Lastly came the pathetic story of a drunkard’s downward path. He began as a wild young man in evening clothes drinking intoxicants and playing cards, he ended as a wild old man in rags still drinking intoxicants and playing cards. He had a small child with a pious and superior expression, who spent her time weeping over him and exhorting him to a better life, till, in a moment of justifiable exasperation, he threw a beer bottle at her head. He then bedewed her bed in Hospital with penitent tears, tore out his hair, flung up his arms towards Heaven, beat his waistcoat, and clasped her to his breast, so that it was not to be wondered at that, after all that excitement, the child had a relapse and with the words “Good-bye, Father. Do not think of what you have done. I forgive you,” passed peacefully away.

William drew a deep breath at the end, and still sucking, arose with the throng and passed out.

Once outside, he glanced cautiously around and slunk down the road in the direction of his home. Then he doubled suddenly and ran down a back street to put his imaginary pursuers off his track. He took a pencil from his pocket and, levelling it at the empty air, fired twice. Two of his pursuers fell dead, the rest came on with redoubled vigour. There was no time to be lost. Running for dear life, he dashed down the next street, leaving in his wake an elderly gentleman nursing his toe and cursing volubly. As he neared his gate, William again drew the pencil from his pocket and, still looking back down the road, and firing as he went, he rushed into his own gateway …

Comments: Richmal Crompton (1880-1969) was a British writer, best known for her series of Just William books, featuring the 11-year-old schoolboy William Brown.
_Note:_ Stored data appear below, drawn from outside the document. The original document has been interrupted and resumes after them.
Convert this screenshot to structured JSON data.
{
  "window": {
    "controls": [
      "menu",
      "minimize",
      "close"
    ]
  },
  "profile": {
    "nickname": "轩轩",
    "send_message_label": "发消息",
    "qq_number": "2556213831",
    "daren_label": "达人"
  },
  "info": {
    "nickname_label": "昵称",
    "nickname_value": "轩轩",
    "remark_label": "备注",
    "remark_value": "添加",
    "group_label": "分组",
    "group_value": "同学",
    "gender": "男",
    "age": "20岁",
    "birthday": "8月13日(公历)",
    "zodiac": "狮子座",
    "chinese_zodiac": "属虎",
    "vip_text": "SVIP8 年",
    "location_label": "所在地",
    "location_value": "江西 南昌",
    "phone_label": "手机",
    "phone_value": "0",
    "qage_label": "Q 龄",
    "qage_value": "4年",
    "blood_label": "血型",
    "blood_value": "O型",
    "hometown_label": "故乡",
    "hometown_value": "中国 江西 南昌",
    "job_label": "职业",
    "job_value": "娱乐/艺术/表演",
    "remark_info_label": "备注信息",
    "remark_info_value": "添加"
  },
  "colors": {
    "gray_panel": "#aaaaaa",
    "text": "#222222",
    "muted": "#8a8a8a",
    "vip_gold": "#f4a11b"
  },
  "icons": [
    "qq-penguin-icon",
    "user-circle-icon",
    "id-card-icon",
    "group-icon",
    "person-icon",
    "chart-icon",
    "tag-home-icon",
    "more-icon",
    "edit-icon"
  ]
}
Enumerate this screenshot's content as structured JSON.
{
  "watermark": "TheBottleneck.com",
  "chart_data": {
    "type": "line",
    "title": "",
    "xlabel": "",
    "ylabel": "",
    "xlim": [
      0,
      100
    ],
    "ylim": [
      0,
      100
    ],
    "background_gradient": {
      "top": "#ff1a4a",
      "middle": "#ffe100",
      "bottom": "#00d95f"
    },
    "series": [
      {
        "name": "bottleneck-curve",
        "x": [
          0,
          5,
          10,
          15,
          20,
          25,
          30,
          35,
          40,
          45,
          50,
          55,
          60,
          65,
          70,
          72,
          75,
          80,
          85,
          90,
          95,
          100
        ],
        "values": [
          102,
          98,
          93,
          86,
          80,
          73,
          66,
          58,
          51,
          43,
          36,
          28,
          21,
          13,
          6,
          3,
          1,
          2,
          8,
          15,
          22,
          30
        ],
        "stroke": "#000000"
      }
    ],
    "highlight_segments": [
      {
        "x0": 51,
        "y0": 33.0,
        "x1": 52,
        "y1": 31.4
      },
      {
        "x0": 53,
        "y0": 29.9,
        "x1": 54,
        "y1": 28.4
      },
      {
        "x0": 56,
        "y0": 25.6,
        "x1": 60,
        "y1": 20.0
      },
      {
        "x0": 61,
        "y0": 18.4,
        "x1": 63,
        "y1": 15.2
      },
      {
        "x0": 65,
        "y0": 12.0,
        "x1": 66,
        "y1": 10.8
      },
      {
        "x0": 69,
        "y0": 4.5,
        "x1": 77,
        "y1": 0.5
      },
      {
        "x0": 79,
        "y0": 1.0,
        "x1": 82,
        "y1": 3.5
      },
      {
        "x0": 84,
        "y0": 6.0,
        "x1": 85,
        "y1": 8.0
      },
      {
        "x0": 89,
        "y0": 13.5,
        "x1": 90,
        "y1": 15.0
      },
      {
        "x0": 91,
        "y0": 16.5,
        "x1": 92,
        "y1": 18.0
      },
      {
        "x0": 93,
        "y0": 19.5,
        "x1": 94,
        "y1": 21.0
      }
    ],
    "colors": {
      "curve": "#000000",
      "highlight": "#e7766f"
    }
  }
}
The first volume, Just William, from which the above extract comes (the opening to chapter one, ‘William Goes to the Pictures’) was published in 1922. The description of a picture palace show reads more like a pre-war programme of short films than a standard 1922 film show. The story continues with William applying the lessons he has learned from seeing the films to real life, with chaotic results. My thanks to Adam Ganz for suggesting this entry.